Villefranche - Sur - Mer
I read Hemingway that summer and reeled at his ability to animate everyday life and caste light on the subtle battle. The train rocked along the tracks, side to side all the while pulling forward, and south toward the ocean. The siren wailed, melancholy, down through. Families around me chattered in Italian, gesticulating roundly and inflecting the last word of each sentence and names. The Mamma unloaded lunch from her handbag: leftover pasta which she had fried in a skillet until it looked like a little pasta pie. She sliced and distributed it like one too and the starched sweet smell of the noodles was unleashed into the air conditioned atmosphere. Her husband was served first.
As we got closer to the equator, the passengers started speaking French, perfumes and colognes were exchanged, too, Italian for French, as soon as we crossed some invisible line. Train terminals always smell like college students living out of their backpacks and urine and are full of people speaking too loud so as to be heard above the other people speaking loudly and children shrieking and running in unpredictable zigzag patterns while their parents pay no mind to the fact that other people do not find them endearing. I focused on the empty street to my left and willed my way, with determination, away from the crowd, passing a few mangy cats on the way. French cats. I wondered if they were different from Italian cats.
At sunset, just as the sky was casting twilight, I found myself in town. Handsome people sat in cafes drinking bitter espresso or bitter aperitif. The young people smoked cigarettes and wore sunglasses despite the failing light. Young eyes do not care. I ordered a cosmopolitan and the waiter (smart man) told me that I had “cat’s eyes,” which I promptly scribbled onto my cocktail napkin after he walked away. I lit a cigarette so that I had something to do. Later, after more drinks and before dinner, a French cowboy came and sat down at my table. He had with him a photo album full of pictures showing him getting thrown off bulls in Texas, Wyoming, and Berlin. He wore a big silver belt buckle, Wranglers and a cowboy hat, but he was still French and I would never have believed he rode bulls if he did not have that album to prove it. I studied him hard and wondered if I would accept him as a cowboy if he did not have a French accent. His jaw was squared off and his five o’clock shadow was right on time. The crease down the front of his jeans could have cut glass. I decided I would not have because a real cowboy would never wear his hat at the table, but I was lying to myself because I romanticized American men in those days.

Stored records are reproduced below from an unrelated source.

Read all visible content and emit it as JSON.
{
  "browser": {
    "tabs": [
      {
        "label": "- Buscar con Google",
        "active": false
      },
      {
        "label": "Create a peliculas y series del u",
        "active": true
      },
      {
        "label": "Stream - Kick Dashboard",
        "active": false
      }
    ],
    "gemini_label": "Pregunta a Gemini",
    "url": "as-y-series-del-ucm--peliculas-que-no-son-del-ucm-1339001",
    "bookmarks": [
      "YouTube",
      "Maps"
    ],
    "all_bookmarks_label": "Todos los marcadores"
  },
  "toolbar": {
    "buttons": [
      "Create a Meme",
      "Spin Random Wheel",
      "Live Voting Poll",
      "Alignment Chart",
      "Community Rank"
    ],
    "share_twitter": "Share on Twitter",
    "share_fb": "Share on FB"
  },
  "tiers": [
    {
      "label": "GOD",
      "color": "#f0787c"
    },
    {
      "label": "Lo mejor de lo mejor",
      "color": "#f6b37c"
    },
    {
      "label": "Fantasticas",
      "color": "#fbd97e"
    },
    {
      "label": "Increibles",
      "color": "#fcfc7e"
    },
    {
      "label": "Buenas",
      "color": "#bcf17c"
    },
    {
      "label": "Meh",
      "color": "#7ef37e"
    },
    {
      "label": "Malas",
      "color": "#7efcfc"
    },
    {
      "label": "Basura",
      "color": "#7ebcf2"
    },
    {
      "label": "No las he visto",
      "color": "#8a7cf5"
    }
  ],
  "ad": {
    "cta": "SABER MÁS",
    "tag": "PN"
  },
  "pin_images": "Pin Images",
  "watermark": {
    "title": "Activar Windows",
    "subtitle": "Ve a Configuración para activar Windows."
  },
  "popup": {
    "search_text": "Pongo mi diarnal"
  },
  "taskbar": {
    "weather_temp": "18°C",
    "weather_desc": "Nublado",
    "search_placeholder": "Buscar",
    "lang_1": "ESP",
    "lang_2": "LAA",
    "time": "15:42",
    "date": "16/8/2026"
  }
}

Somewhere around 10:00, as the stars were revealing themselves, a bottle of Absinthe appeared at our table, complete with tiny slotted spoons and cubes of sugar. Many more people had materialized by then: a man, whose name I cannot remember poured the green syrup over the sugar cube, then dripped a short stream of water and the potion turned white. Those handsome people - men with collars popped under their suit jackets, women with tight slacks and too much perfume and the French cowboy – spoke to one another in various languages that made me ashamed to have been born in a country run by the now grown up children of the Summer of Love. I was grateful that there was a Brit there. He whispered humid translations onto my neck until the men got too friendly and their wives spoke to them in harsh tones. I contemplated falling in love with the Brit, just for something to do, but thought better of it in the end. My heart cannot be spread that thin.
I lay on my bed back at the hotel and listened to the crickets outside my open window. French crickets. I tried to imprint their score in my memory forever.